My understanding of "to screw the pooch" has always been "to make a grave, possible fatal, error."

As for _branler le mammouth_, sounds a bit akin to 'twiddling one's thumbs' in the sense of doing nothing much at all.

And I suppose you could pun on it and say 'he's probably diddling his thumbs,' just to keep it confusing and nasty.


----------



## Budd

mgarizona said:


> My understanding of "to screw the pooch" has always been "to make a grave, possible fatal, error."
> 
> As for _branler le mammouth_, sounds a bit akin to 'twiddling one's thumbs' in the sense of doing nothing much at all.
> 
> And I suppose you could pun on it and say 'he's probably diddling his thumbs,' just to keep it confusing and nasty.


 
Sorry, that's not right at all.  Screw the pooch is the cleaned up version of Fuck the dog and means to waste time, usually by doing something pointless.  It's stronger than "spinning your wheels."


----------



## mgarizona

Budd said:


> Sorry, that's not right at all. Screw the pooch is the cleaned up version of Fuck the dog and means to waste time, usually by doing something pointless.


 
Seems the folks at Urban Dictionary would disagree:

http://www.urbandictionary.com/define.php?term=screwed the pooch


----------



## Already-Seen

Per this link, it originally meant "wasting time doing nothing" but is now generally understood as "making a terrible mistake."
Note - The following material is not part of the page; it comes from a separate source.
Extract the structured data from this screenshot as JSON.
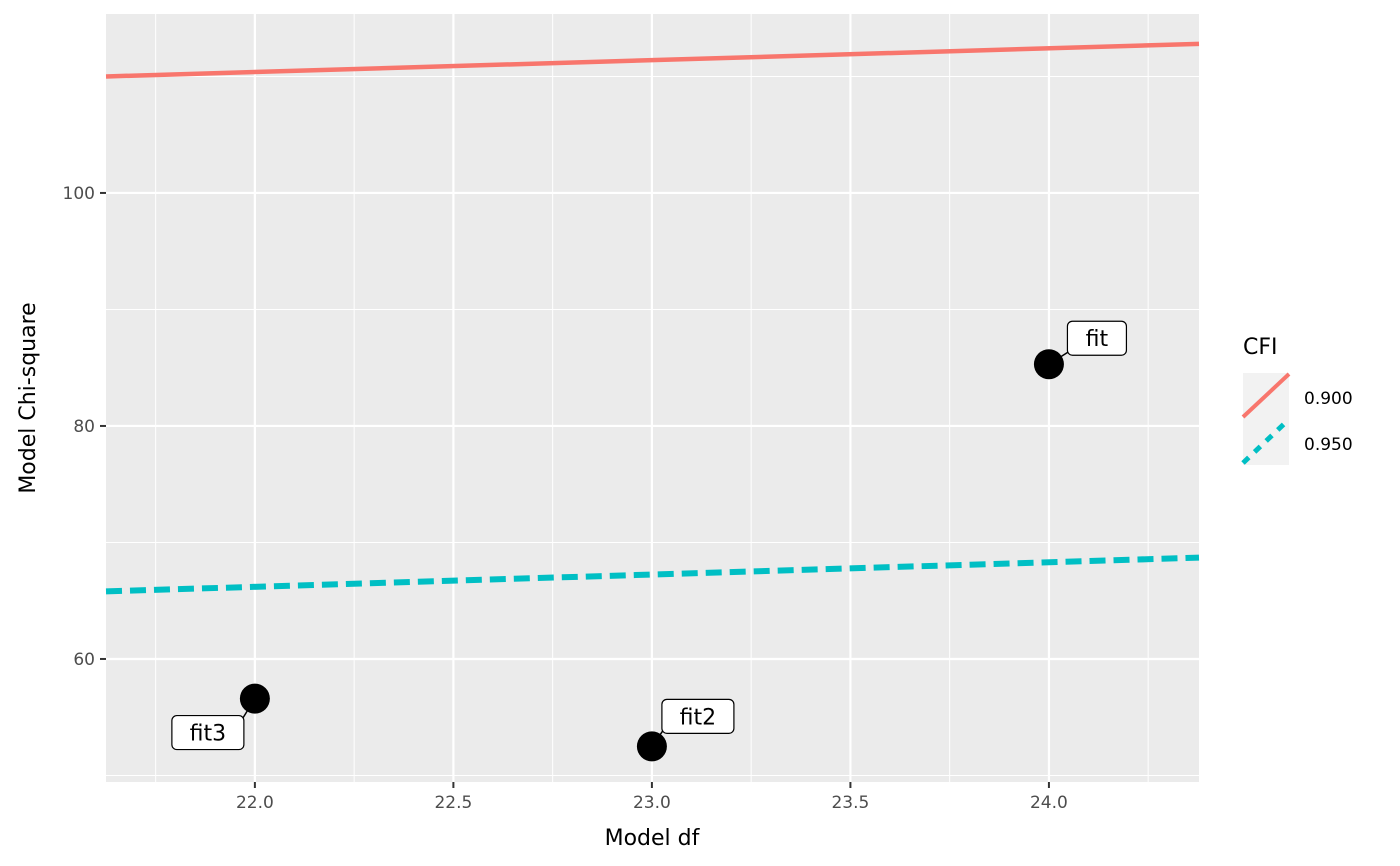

Other explanations and definitions, here , here and here.


----------



## Budd

The Urban Dictionary is notoriously unreliable, especially when it is dealing with what is a very rural term.  My guess, from the examples I saw after following mgarizona's link, is that young people have heard "Screw the pooch" and misunderstood it.  Already-Seen's links more or less bear this out.  It could be that usage, however incorrect, is changing the value of the phrase, and so be it: that's the way of language.  But when it comes to screwing the pooch, I remain a purist.


----------



## sarahgk

doing diddly squat
doing jack shit
dick around

vulgar but funny expressions like what frat boys would use


----------



## Budd

> doing diddly squat
> doing jack shit
> 
> vulgar but funny expressions like what frat boys would use


 
Bless you, Sarahg


----------



## Amda Zako

I can't comment on usage, but they sound good to me!


----------



## exiled scot

suggestion = "he is doing sweet fanny adams" which is a euphemism for "sweet fuck all"


----------



## jf_uk

In British English for "doing nothing, wasting time" you could use "fart-arsing around".


----------